L’intitulé de ce premier Vivarium adopte une forme spéculaire qui évoque bien la nature des contributions qui le composent, lesquelles mettent de l’avant les interrelations circulaires entre les pratiques artistiques et les milieux où elles se déploient : les sujets créateurs, les matérialités et leur environnement s’organisent suivant des dynamiques de co-construction. Si les chercheur·euses-créateur·trices, dont on peut lire et surtout entendre les voix au sein de ce dossier thématique, œuvrent au sein d’environnements qu’ils contribuent à façonner, la singularité de leurs gestes artistiques réside dans les manières dont ils et elles se relient à différents écosystèmes et milieux.
Les approches expérimentales de la recherche-création dont il est question ici abordent tout autant les profondeurs abyssales de l’infrastructure technologique sous-marine (Juliette Lusven, « Sondage sur le trajet projeté. Exploration.135 ») qu’un site d’enfouissement des matières résiduelles (Gisèle Trudel/Ælab, « Une relation étonnante entre arts technologiques et résidus »); la route qui longe le fleuve Saint-Laurent devient la matière processuelle d’un journal autour de l’Opéra-Manœuvre (« Sur les routes de l’Opéra Manœuvre : journal des réalisations III de Catherine Lalonde-Massecar »); la promenade sonore dans différents lieux est, quant à elle, une manière de (re)composer des espaces vibrants (Frédéric Dallaire, « Les espaces résonants : parcours d’écoute, co-vibration et milieu »); enfin, les territoires d’entraînement partagés par des danseur·euses soulignent l’importance de l’expérience vécue pour saisir un milieu (Johanna Bienaise, « Territoires partagés : de l’écologie des pratiques d’entraînement en danse au Québec »).
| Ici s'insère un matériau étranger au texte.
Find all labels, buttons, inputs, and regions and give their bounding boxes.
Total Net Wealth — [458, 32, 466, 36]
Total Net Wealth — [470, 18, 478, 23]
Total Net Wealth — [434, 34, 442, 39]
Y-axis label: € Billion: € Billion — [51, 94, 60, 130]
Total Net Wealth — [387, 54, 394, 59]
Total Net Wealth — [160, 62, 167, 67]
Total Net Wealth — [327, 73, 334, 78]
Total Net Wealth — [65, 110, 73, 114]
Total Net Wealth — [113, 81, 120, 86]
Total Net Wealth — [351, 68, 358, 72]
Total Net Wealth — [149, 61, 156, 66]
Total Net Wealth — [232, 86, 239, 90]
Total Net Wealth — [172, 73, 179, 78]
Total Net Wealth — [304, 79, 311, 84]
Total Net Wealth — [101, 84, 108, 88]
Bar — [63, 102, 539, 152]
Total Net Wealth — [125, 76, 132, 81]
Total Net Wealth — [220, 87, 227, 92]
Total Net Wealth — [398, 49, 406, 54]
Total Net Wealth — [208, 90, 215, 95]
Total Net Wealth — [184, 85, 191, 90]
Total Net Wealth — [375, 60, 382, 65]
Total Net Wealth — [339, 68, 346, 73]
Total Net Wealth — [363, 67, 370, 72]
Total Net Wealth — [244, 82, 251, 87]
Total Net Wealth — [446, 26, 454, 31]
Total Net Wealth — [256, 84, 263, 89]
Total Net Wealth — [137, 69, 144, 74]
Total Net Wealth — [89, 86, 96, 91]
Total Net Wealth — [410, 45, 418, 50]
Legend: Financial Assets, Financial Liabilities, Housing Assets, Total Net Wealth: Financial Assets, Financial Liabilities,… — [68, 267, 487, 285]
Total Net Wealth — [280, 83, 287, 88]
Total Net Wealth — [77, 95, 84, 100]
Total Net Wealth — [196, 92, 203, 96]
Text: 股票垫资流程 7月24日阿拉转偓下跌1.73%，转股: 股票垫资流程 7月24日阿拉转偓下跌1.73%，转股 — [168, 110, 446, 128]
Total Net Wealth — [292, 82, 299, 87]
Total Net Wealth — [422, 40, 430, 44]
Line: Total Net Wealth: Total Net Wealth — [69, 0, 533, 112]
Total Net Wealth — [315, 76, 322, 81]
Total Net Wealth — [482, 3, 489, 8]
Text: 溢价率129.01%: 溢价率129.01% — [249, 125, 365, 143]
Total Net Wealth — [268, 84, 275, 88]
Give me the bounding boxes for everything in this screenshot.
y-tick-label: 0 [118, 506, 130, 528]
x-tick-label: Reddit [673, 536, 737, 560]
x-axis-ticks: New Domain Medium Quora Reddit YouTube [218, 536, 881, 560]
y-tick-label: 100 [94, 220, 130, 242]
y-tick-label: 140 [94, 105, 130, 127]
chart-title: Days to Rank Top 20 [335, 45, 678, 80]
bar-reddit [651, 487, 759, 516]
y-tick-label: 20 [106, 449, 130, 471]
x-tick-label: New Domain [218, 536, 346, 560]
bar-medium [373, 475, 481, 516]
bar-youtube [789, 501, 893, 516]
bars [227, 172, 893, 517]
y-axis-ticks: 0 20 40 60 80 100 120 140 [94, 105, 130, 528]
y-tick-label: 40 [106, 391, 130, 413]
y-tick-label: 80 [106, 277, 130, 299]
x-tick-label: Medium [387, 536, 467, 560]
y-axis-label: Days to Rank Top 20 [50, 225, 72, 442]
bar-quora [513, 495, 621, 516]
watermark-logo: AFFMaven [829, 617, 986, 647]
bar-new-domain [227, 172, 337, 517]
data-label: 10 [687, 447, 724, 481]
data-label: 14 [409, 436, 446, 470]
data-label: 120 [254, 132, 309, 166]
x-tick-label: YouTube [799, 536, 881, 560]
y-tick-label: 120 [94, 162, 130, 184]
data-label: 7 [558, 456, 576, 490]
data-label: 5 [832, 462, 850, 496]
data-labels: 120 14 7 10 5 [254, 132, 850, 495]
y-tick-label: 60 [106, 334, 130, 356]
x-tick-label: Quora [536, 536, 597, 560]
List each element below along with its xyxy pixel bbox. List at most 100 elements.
Ces cinq contributions multimodales cartographient le territoire de la recherche-création actuelle comme un milieu écosensible. Les projets activent de la résonance entre diverses matérialités, ils déploient des pensées incarnées, performées, au sein de formes artistiques et de pratiques hybrides. L’artiste et chercheur·euse entre en dialogue avec l’environnement qu’il·elle habite et qui l’habite, afin de le reconfigurer et de stimuler par son agir des réflexions, de l’imaginaire, de la transformation.
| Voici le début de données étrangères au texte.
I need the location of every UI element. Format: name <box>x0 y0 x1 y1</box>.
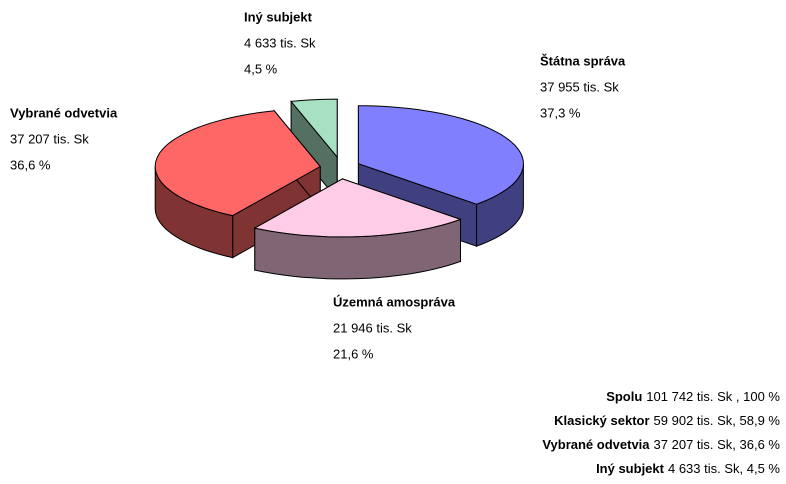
slice-amount: 37 955 tis. Sk <box>540 79 619 94</box>
slice-amount: 37 207 tis. Sk <box>10 131 89 146</box>
slice-top <box>253 178 463 238</box>
slice-top <box>154 110 321 217</box>
summary-note: Spolu 101 742 tis. Sk , 100 % <box>606 389 780 404</box>
slice-label: Štátna správa <box>540 53 626 68</box>
slice-label: Vybrané odvetvia <box>10 105 118 120</box>
summary-label: Vybrané odvetvia <box>542 437 650 452</box>
summary-text: 101 742 tis. Sk , 100 % <box>646 389 780 404</box>
slice-label: Územná amospráva <box>333 294 456 309</box>
slice-percent: 37,3 % <box>540 105 581 120</box>
slice-percent: 4,5 % <box>244 61 278 76</box>
summary-text: 4 633 tis. Sk, 4,5 % <box>668 461 780 476</box>
slice-percent: 21,6 % <box>333 346 374 361</box>
summary-note: Klasický sektor 59 902 tis. Sk, 58,9 % <box>554 413 780 428</box>
slice-amount: 4 633 tis. Sk <box>244 35 316 50</box>
summary-text: 37 207 tis. Sk, 36,6 % <box>654 437 781 452</box>
pie-slice <box>253 178 463 280</box>
summary-text: 59 902 tis. Sk, 58,9 % <box>654 413 781 428</box>
slice-label: Iný subjekt <box>244 9 313 24</box>
summary-label: Klasický sektor <box>554 413 649 428</box>
summary-note: Vybrané odvetvia 37 207 tis. Sk, 36,6 % <box>542 437 780 452</box>
slice-percent: 36,6 % <box>10 157 51 172</box>
slice-top <box>357 105 524 205</box>
pie-slice <box>290 98 338 201</box>
summary-label: Spolu <box>606 389 642 404</box>
summary-note: Iný subjekt 4 633 tis. Sk, 4,5 % <box>596 461 780 476</box>
slice-top <box>290 98 338 159</box>
slice-amount: 21 946 tis. Sk <box>333 320 412 335</box>
summary-label: Iný subjekt <box>596 461 665 476</box>
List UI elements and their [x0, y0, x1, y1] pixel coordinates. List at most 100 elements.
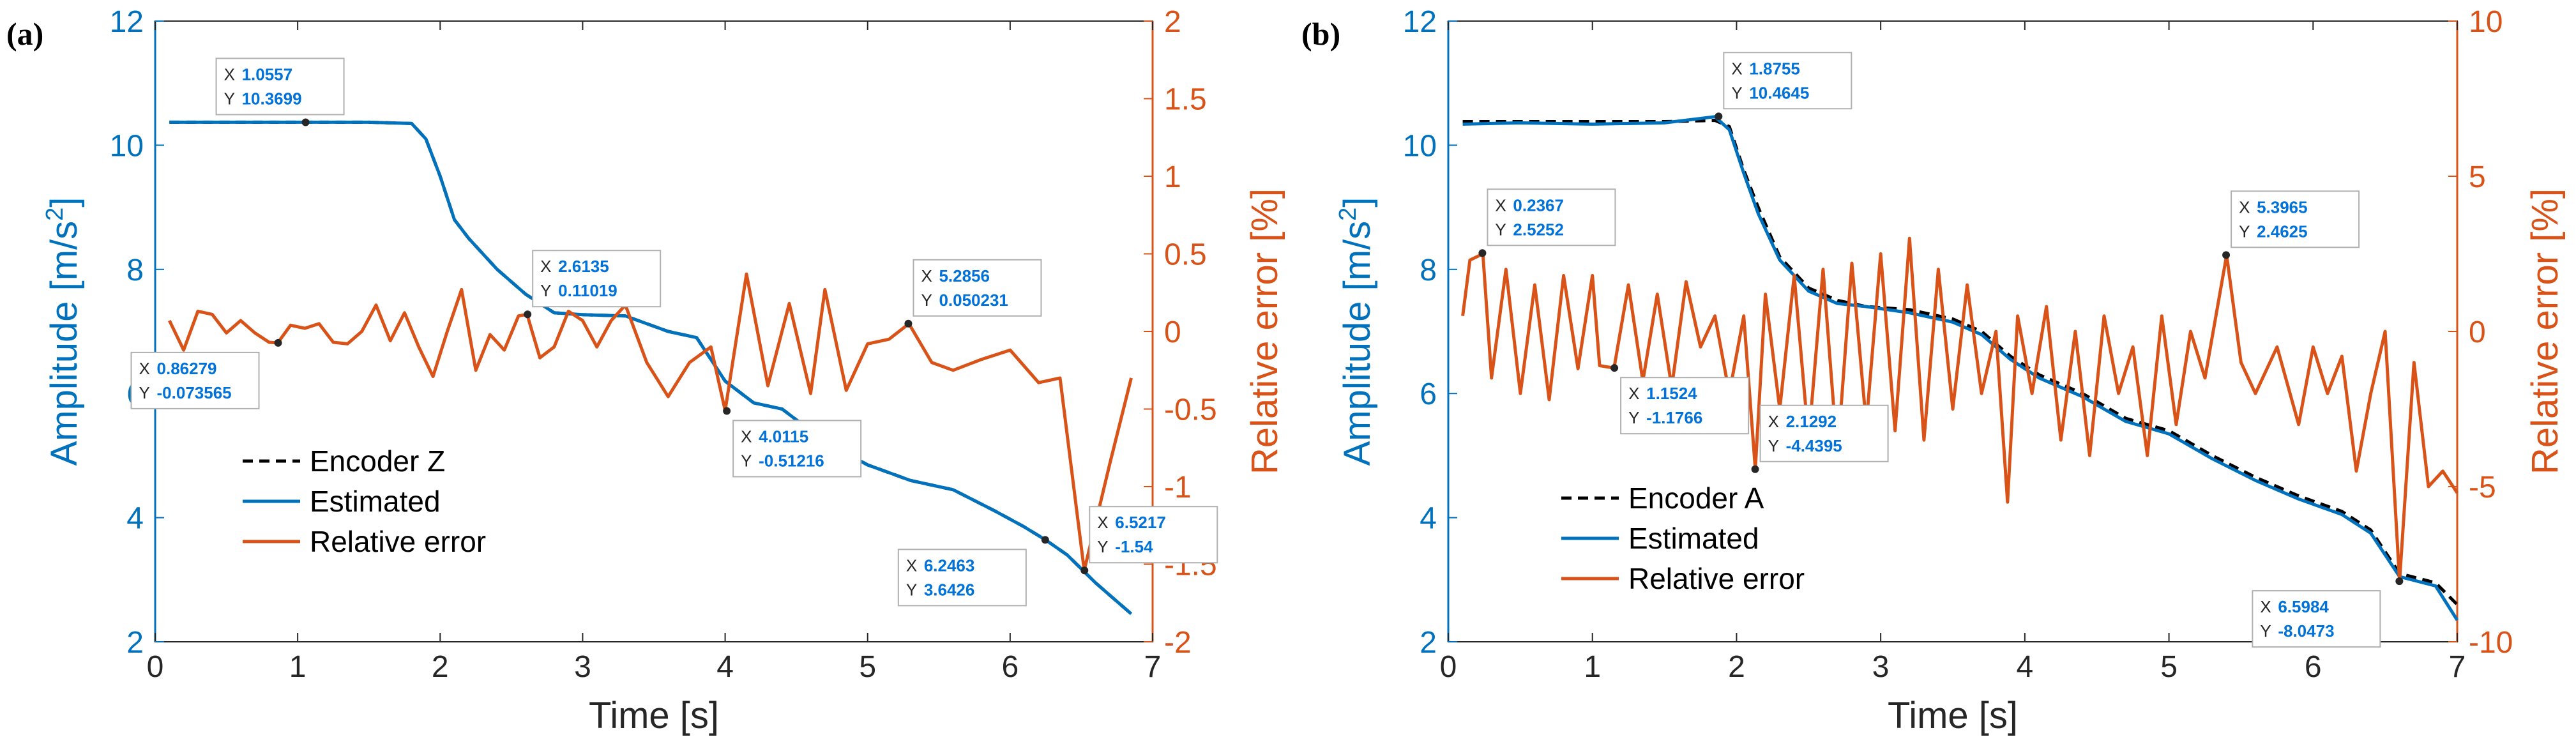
datatip-x-value: 2.1292	[1786, 412, 1837, 431]
right-y-tick-label: 0.5	[1164, 238, 1207, 272]
datatip[interactable]: X 5.2856 Y 0.050231	[904, 259, 1042, 328]
datatip[interactable]: X 1.8755 Y 10.4645	[1715, 52, 1852, 121]
datatip-x-key: X	[1097, 513, 1108, 532]
x-tick-label: 6	[2305, 650, 2322, 684]
left-y-axis-label: Amplitude [m/s2]	[1335, 197, 1378, 466]
datatip-y-value: 0.11019	[558, 281, 617, 300]
right-y-tick-label: -10	[2469, 626, 2513, 660]
legend-entry: Estimated	[310, 485, 441, 518]
left-y-tick-label: 12	[110, 5, 144, 39]
datatip-box	[2231, 190, 2360, 248]
x-tick-label: 4	[716, 650, 734, 684]
datatip-box	[913, 259, 1042, 317]
left-y-axis-label-end: ]	[1337, 197, 1378, 208]
datatip-y-key: Y	[1768, 436, 1779, 455]
left-y-tick-label: 4	[126, 502, 144, 536]
datatip[interactable]: X 0.86279 Y -0.073565	[130, 338, 282, 409]
x-tick-label: 7	[2449, 650, 2466, 684]
right-y-tick-label: -5	[2469, 471, 2496, 504]
datatip-y-key: Y	[1495, 220, 1506, 239]
datatip-box	[897, 549, 1027, 607]
legend-entry: Encoder Z	[310, 444, 445, 478]
datatip-marker	[1610, 364, 1619, 372]
datatip-y-value: -0.073565	[157, 383, 232, 402]
datatip-box	[130, 351, 260, 409]
x-axis-label: Time [s]	[589, 695, 719, 736]
series-line-relative-error	[168, 272, 1133, 572]
datatip-y-key: Y	[540, 281, 551, 300]
series-line-estimated	[169, 120, 1133, 616]
datatip-x-key: X	[2260, 597, 2271, 616]
panel-label: (b)	[1301, 16, 1340, 52]
datatip-marker	[1715, 112, 1723, 121]
datatip-box	[1723, 52, 1852, 110]
datatip[interactable]: X 2.6135 Y 0.11019	[524, 250, 662, 319]
datatip[interactable]: X 6.5217 Y -1.54	[1080, 506, 1218, 575]
legend-entry: Encoder A	[1628, 482, 1764, 515]
datatip-y-value: -1.1766	[1646, 408, 1702, 427]
right-y-axis-label: Relative error [%]	[1244, 188, 1285, 474]
left-y-tick-label: 4	[1420, 502, 1437, 536]
datatip-marker	[301, 118, 310, 126]
x-tick-label: 2	[432, 650, 449, 684]
datatip-x-key: X	[1495, 195, 1506, 215]
x-tick-label: 7	[1144, 650, 1162, 684]
left-y-axis-label-sup: 2	[1335, 208, 1361, 221]
x-tick-label: 6	[1002, 650, 1019, 684]
datatip[interactable]: X 1.1524 Y -1.1766	[1610, 364, 1750, 435]
series-line-estimated	[1462, 115, 2459, 621]
datatip-x-value: 4.0115	[759, 427, 808, 446]
datatip[interactable]: X 6.5984 Y -8.0473	[2252, 577, 2404, 648]
right-y-tick-label: 2	[1164, 5, 1181, 39]
datatip[interactable]: X 4.0115 Y -0.51216	[723, 407, 862, 478]
datatip-box	[1759, 404, 1889, 462]
datatip-y-key: Y	[139, 383, 150, 402]
series-line-encoder-a	[1462, 119, 2459, 606]
left-y-axis-label-base: Amplitude [m/s	[1337, 221, 1378, 466]
datatip-x-key: X	[921, 266, 932, 285]
datatip-box	[532, 250, 662, 308]
datatip-y-key: Y	[1731, 83, 1742, 102]
datatip-x-key: X	[1628, 384, 1639, 403]
datatip[interactable]: X 0.2367 Y 2.5252	[1478, 188, 1616, 257]
datatip-x-value: 1.1524	[1646, 384, 1697, 403]
datatip-y-key: Y	[2260, 621, 2271, 641]
datatip-marker	[2222, 251, 2231, 259]
datatip-x-value: 5.2856	[939, 266, 990, 285]
right-y-axis-label: Relative error [%]	[2524, 188, 2566, 474]
datatip-x-value: 6.2463	[924, 556, 975, 575]
left-y-tick-label: 6	[1420, 377, 1437, 411]
panel-label: (a)	[6, 16, 43, 52]
datatip[interactable]: X 6.2463 Y 3.6426	[897, 536, 1049, 607]
datatip[interactable]: X 2.1292 Y -4.4395	[1751, 404, 1889, 473]
left-y-tick-label: 2	[1420, 626, 1437, 660]
datatip-box	[1089, 506, 1218, 564]
x-tick-label: 1	[289, 650, 307, 684]
x-axis-label: Time [s]	[1888, 695, 2018, 736]
legend: Encoder A Estimated Relative error	[1561, 482, 1805, 595]
right-y-tick-label: 1	[1164, 160, 1181, 194]
left-y-tick-label: 2	[126, 626, 144, 660]
right-y-tick-label: -1	[1164, 471, 1192, 504]
datatip-y-value: -0.51216	[759, 451, 824, 470]
right-y-tick-label: 10	[2469, 5, 2503, 39]
datatip[interactable]: X 5.3965 Y 2.4625	[2222, 190, 2360, 259]
datatip[interactable]: X 1.0557 Y 10.3699	[215, 57, 345, 126]
datatip-box	[1620, 377, 1750, 435]
datatip-x-value: 6.5984	[2278, 597, 2329, 616]
datatip-x-value: 1.8755	[1749, 59, 1800, 78]
x-tick-label: 0	[147, 650, 164, 684]
datatip-y-key: Y	[921, 291, 932, 310]
x-tick-label: 1	[1584, 650, 1601, 684]
x-tick-label: 3	[574, 650, 591, 684]
datatip-x-value: 6.5217	[1115, 513, 1166, 532]
right-y-tick-label: -0.5	[1164, 393, 1217, 427]
datatip-x-key: X	[1768, 412, 1779, 431]
left-y-axis-label-base: Amplitude [m/s	[43, 221, 85, 466]
datatip-x-value: 1.0557	[242, 64, 293, 84]
datatip-y-key: Y	[224, 89, 235, 108]
left-y-axis-label-sup: 2	[42, 208, 68, 221]
x-tick-label: 2	[1728, 650, 1745, 684]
Certains des contenus ont été présentés sous la forme de conférences performatives dans le cadre de journées d’étude performatives organisées par le Groupe de recherche le PRint – scènes contemporaines interartistiques, à Hexagram – UQAM les 3 et 4 octobre 2019. Ces journées, coordonnées par Camille Courier de Mèré, Myriam-Stéphanie Perraton-Lambert et Marie-Christine Lesage, étaient intitulées « Écologies des fabriques dans les arts vivants et les arts visuels et médiatiques ». Elles ont rassemblé une pluralité de propositions en recherche-création (R&C), chacune inscrivant le vivant au cœur de sa démarche artistique. S’il n’a pas été possible de les rassembler toutes ici ni de faire écho aux formes incarnées et retentissantes qui avaient alors été présentées, les publications de ce premier Vivarium offrent des archives tangibles de gestes et pensées qui forgent le cœur de ces pratiques en R&C, lesquelles se révèlent le plus souvent transdisciplinaires. Une des visées des Vivariums consiste justement à enrichir la biodiversité du champ de la recherche-création en arts vivants, en effectuant des maillages au sein des milieux avec lesquels ils échangent matière et énergie, formes et informations, de façon à contribuer à la mise en réseau des pratiques de R&C et de leur territoire. Au sein du Vivarium, l’écriture se déplie de façon vidéographique, sonore et textuelle, toutes ces modalités s’entrelaçant pour faire voir/entendre/ressentir une pensée artistique dans toutes ses ramifications sensibles (peau, nerfs, cellules de la R&C). En vous souhaitant une belle lecture et écoute des sons et des images composés par les auteur·trices de ces habitats fort accueillants pour le vivant.